In fact, most of the time the visuals don’t reach the edge of the screen. A 2:1 movie won’t display properly on your 21:9 screen, and there are huge black bars on the sides of the content you’re watching. This is likely due to the relative lifetime of the ultrafast in general. This screen size has been around for a long time, but streaming service sites prefer 16:9 all the way.
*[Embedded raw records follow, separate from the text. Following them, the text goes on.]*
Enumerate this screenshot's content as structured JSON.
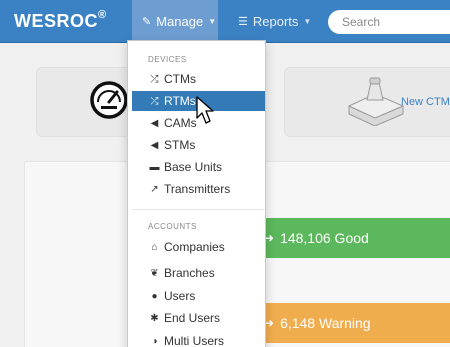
{
  "brand": {
    "name": "WESROC",
    "mark": "®"
  },
  "nav": {
    "manage": {
      "label": "Manage",
      "icon": "edit-icon"
    },
    "reports": {
      "label": "Reports",
      "icon": "list-icon"
    },
    "search": {
      "placeholder": "Search"
    }
  },
  "cards": {
    "right_label": "New CTM"
  },
  "dropdown": {
    "devices_header": "DEVICES",
    "devices": [
      {
        "label": "CTMs",
        "icon": "shuffle-icon"
      },
      {
        "label": "RTMs",
        "icon": "shuffle-icon"
      },
      {
        "label": "CAMs",
        "icon": "signal-icon"
      },
      {
        "label": "STMs",
        "icon": "signal-icon"
      },
      {
        "label": "Base Units",
        "icon": "hdd-icon"
      },
      {
        "label": "Transmitters",
        "icon": "share-icon"
      }
    ],
    "accounts_header": "ACCOUNTS",
    "accounts": [
      {
        "label": "Companies",
        "icon": "home-icon"
      },
      {
        "label": "Branches",
        "icon": "leaf-icon"
      },
      {
        "label": "Users",
        "icon": "user-icon"
      },
      {
        "label": "End Users",
        "icon": "asterisk-icon"
      },
      {
        "label": "Multi Users",
        "icon": "adjust-icon"
      }
    ]
  },
  "stats": {
    "good": {
      "text": "148,106 Good",
      "color": "#5cb85c"
    },
    "warning": {
      "text": "6,148 Warning",
      "color": "#f0ad4e"
    }
  },
  "colors": {
    "topbar": "#3b82c4",
    "active": "#337ab7"
  }
}
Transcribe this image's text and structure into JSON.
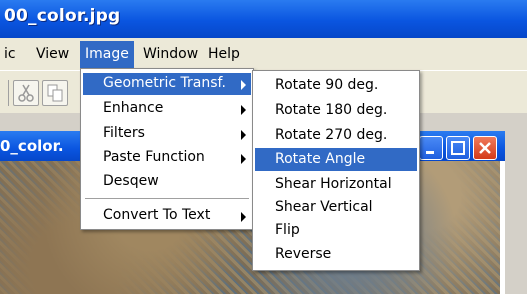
{
  "app": {
    "title": "00_color.jpg"
  },
  "menubar": {
    "items": [
      {
        "label": "ic"
      },
      {
        "label": "View"
      },
      {
        "label": "Image"
      },
      {
        "label": "Window"
      },
      {
        "label": "Help"
      }
    ]
  },
  "image_menu": {
    "items": [
      {
        "label": "Geometric Transf."
      },
      {
        "label": "Enhance"
      },
      {
        "label": "Filters"
      },
      {
        "label": "Paste Function"
      },
      {
        "label": "Desqew"
      },
      {
        "label": "Convert To Text"
      }
    ]
  },
  "geometric_submenu": {
    "items": [
      {
        "label": "Rotate  90 deg."
      },
      {
        "label": "Rotate 180 deg."
      },
      {
        "label": "Rotate 270 deg."
      },
      {
        "label": "Rotate Angle"
      },
      {
        "label": "Shear Horizontal"
      },
      {
        "label": "Shear Vertical"
      },
      {
        "label": "Flip"
      },
      {
        "label": "Reverse"
      }
    ]
  },
  "child_window": {
    "title": "0_color."
  },
  "icons": {
    "cut": "scissors-icon",
    "copy": "copy-icon",
    "minimize": "minimize-icon",
    "maximize": "maximize-icon",
    "close": "close-icon"
  },
  "colors": {
    "titlebar": "#0a55e0",
    "highlight": "#316ac5",
    "close_button": "#e0452a"
  }
}
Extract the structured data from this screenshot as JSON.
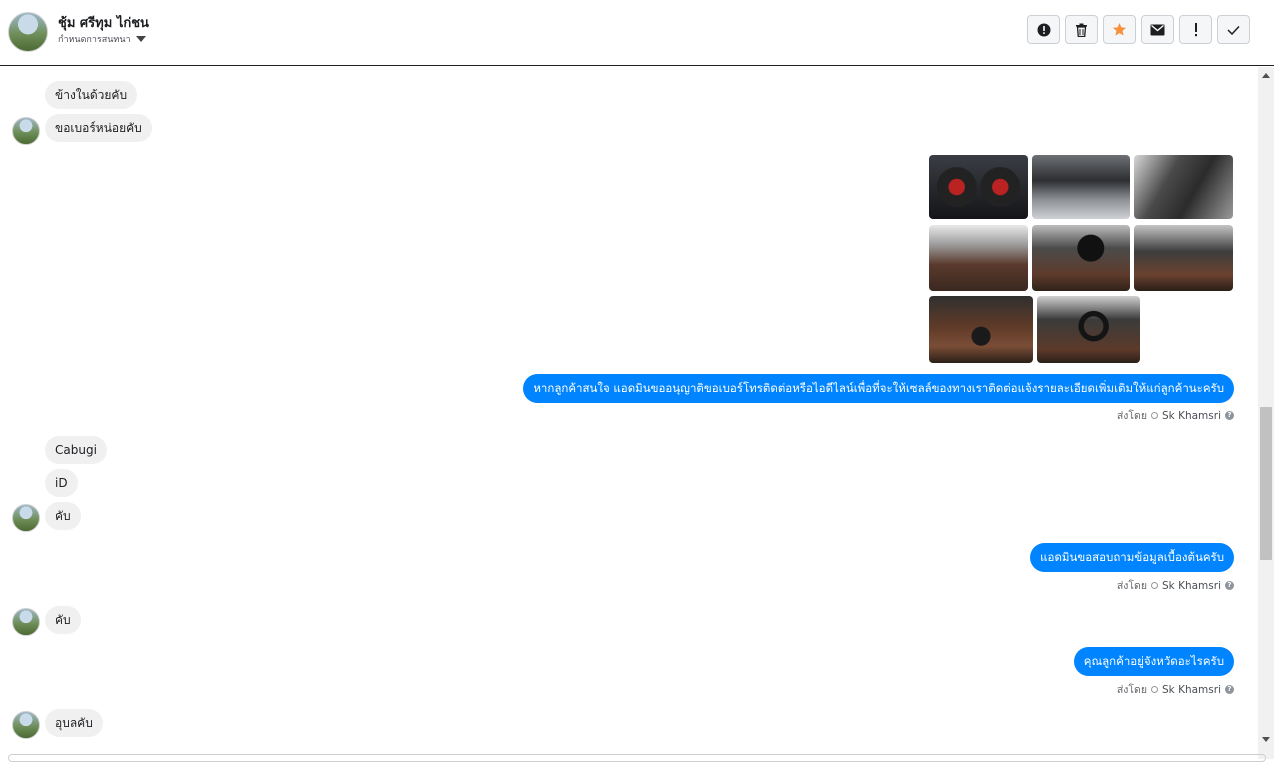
{
  "header": {
    "contact_name": "ชุ้ม ศรีทุม ไก่ชน",
    "subtitle": "กำหนดการสนทนา",
    "toolbar_icons": [
      "report-icon",
      "trash-icon",
      "star-icon",
      "mail-icon",
      "exclamation-icon",
      "check-icon"
    ],
    "star_color": "#f7923b"
  },
  "messages": {
    "m1": "ข้างในด้วยคับ",
    "m2": "ขอเบอร์หน่อยคับ",
    "m3": "หากลูกค้าสนใจ แอดมินขออนุญาติขอเบอร์โทรติดต่อหรือไอดีไลน์เพื่อที่จะให้เซลล์ของทางเราติดต่อแจ้งรายละเอียดเพิ่มเติมให้แก่ลูกค้านะครับ",
    "m4": "Cabugi",
    "m5": "iD",
    "m6": "คับ",
    "m7": "แอดมินขอสอบถามข้อมูลเบื้องต้นครับ",
    "m8": "คับ",
    "m9": "คุณลูกค้าอยู่จังหวัดอะไรครับ",
    "m10": "อุบลคับ"
  },
  "sent_by": {
    "prefix": "ส่งโดย",
    "agent": "Sk Khamsri",
    "help": "?"
  },
  "colors": {
    "outgoing_bubble": "#0084ff",
    "incoming_bubble": "#f1f0f0"
  }
}
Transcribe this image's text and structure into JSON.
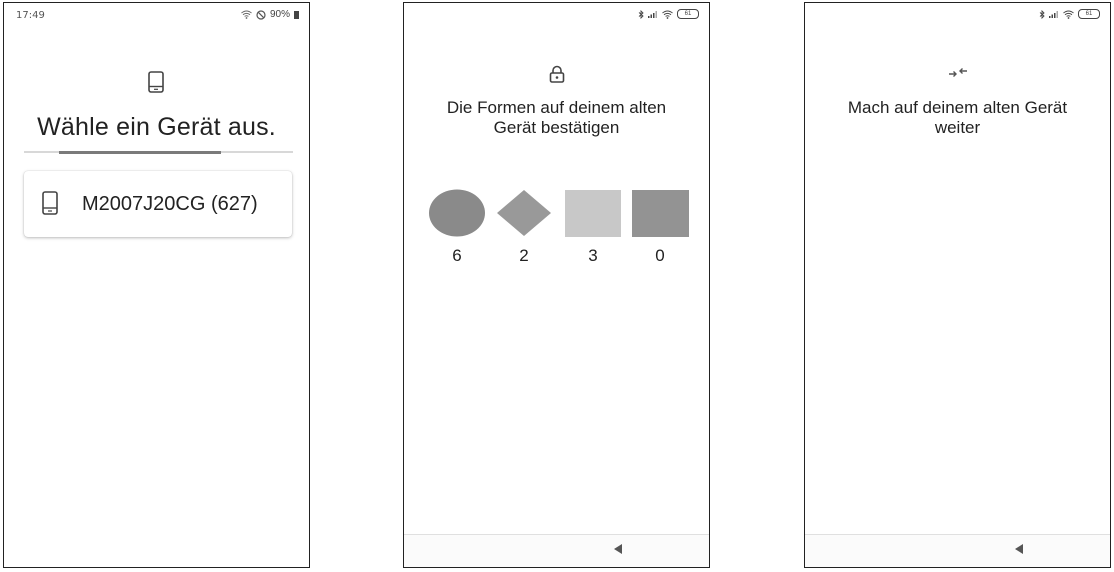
{
  "screen1": {
    "status": {
      "time": "17:49",
      "battery": "90%"
    },
    "title": "Wähle ein Gerät aus.",
    "device": {
      "name": "M2007J20CG (627)"
    }
  },
  "screen2": {
    "battery": "61",
    "title_line1": "Die Formen auf deinem alten",
    "title_line2": "Gerät bestätigen",
    "shapes": [
      {
        "shape": "circle",
        "color": "#8a8a8a",
        "number": "6"
      },
      {
        "shape": "diamond",
        "color": "#999999",
        "number": "2"
      },
      {
        "shape": "square",
        "color": "#c8c8c8",
        "number": "3"
      },
      {
        "shape": "square",
        "color": "#939393",
        "number": "0"
      }
    ]
  },
  "screen3": {
    "battery": "61",
    "title_line1": "Mach auf deinem alten Gerät",
    "title_line2": "weiter"
  }
}
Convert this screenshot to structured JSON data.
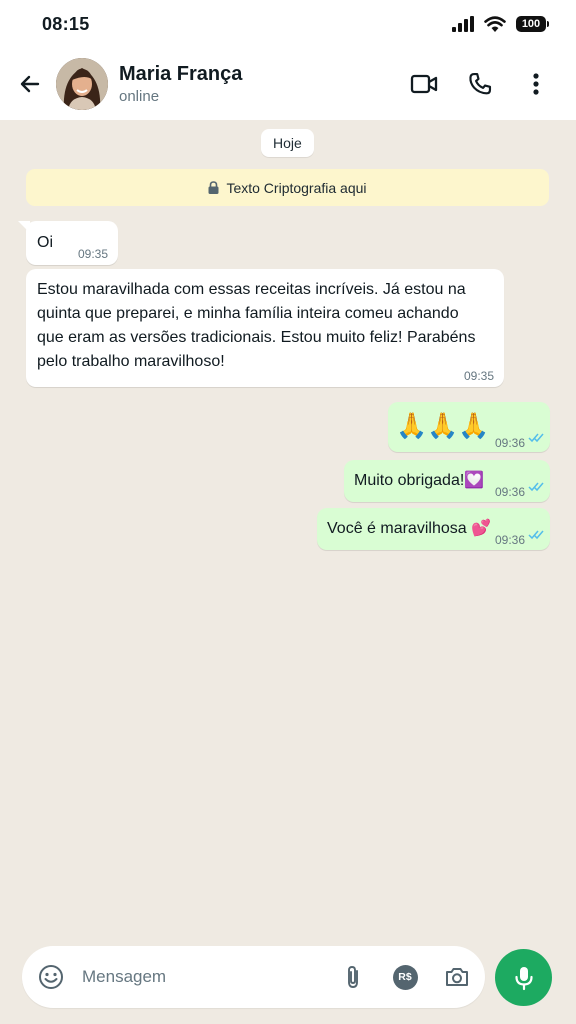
{
  "status_bar": {
    "time": "08:15",
    "battery": "100"
  },
  "header": {
    "contact_name": "Maria França",
    "contact_status": "online",
    "icons": [
      "back-arrow-icon",
      "video-call-icon",
      "phone-icon",
      "more-vertical-icon"
    ]
  },
  "chat": {
    "date_chip": "Hoje",
    "encryption_notice": "Texto Criptografia aqui",
    "messages": [
      {
        "direction": "in",
        "text": "Oi",
        "time": "09:35"
      },
      {
        "direction": "in",
        "lines": [
          "Estou maravilhada com essas receitas incríveis. Já estou na",
          "quinta que preparei, e minha família inteira comeu achando",
          "que eram as versões tradicionais. Estou muito feliz! Parabéns",
          "pelo trabalho maravilhoso!"
        ],
        "time": "09:35"
      },
      {
        "direction": "out",
        "text": "🙏🙏🙏",
        "time": "09:36",
        "status": "read"
      },
      {
        "direction": "out",
        "text": "Muito obrigada!💟",
        "time": "09:36",
        "status": "read"
      },
      {
        "direction": "out",
        "text": "Você é maravilhosa 💕",
        "time": "09:36",
        "status": "read"
      }
    ]
  },
  "composer": {
    "placeholder": "Mensagem",
    "icons": [
      "emoji-icon",
      "attach-icon",
      "payment-icon",
      "camera-icon",
      "mic-icon"
    ],
    "payment_label": "R$"
  },
  "colors": {
    "accent_green": "#1daa61",
    "incoming_bubble": "#ffffff",
    "outgoing_bubble": "#d9fdd3",
    "chat_background": "#efeae2",
    "read_ticks": "#53bdeb",
    "encryption_bg": "#fdf6cd"
  }
}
Fortunately, there is a solution to get full screen video on your screen super fast.
Get full screen video on HD screens in Chrome
The Monoprice ultrawide I’m using now is great, but it has the same video streaming problem that most of them do. After some searching, we found a really cool extension on Google Chrome. it’s called UltraWide Video In the Google Chrome Web Store. Just head over to the link and click add to chrome.
Once you add the extension to Chrome, it should start working automatically on some websites like YouTube and Netflix. However, not every website – like Disney + – is supported locally. That’s why the extension has two options worth exploring.
When you find yourself watching horribly cropped videos online, you can simply Click the extension on the top right in Chrome. From there, you can manually override the extension and force cropping. just click Forcing crops (beta) The video you’re watching must fit the edges of your screen.
Between modes, there doesn’t appear to be much video quality discrepancy between normal and full screen view on an Ultra HD monitor. When the video completely fills your Ultra Wide screen, you may lose a bit of quality in some circumstances, but as far as we can tell, there wasn’t much difference, at least not enough for us to consider going back to the large black borders around a small video.
You may have to play with the extension a bit. To add, since this is not a native feature of Chrome, there are likely to be errors that you encounter. Even if that’s the case, this extension makes having an ultra-high-resolution screen a bit worthwhile and makes streaming movies and TV that much better.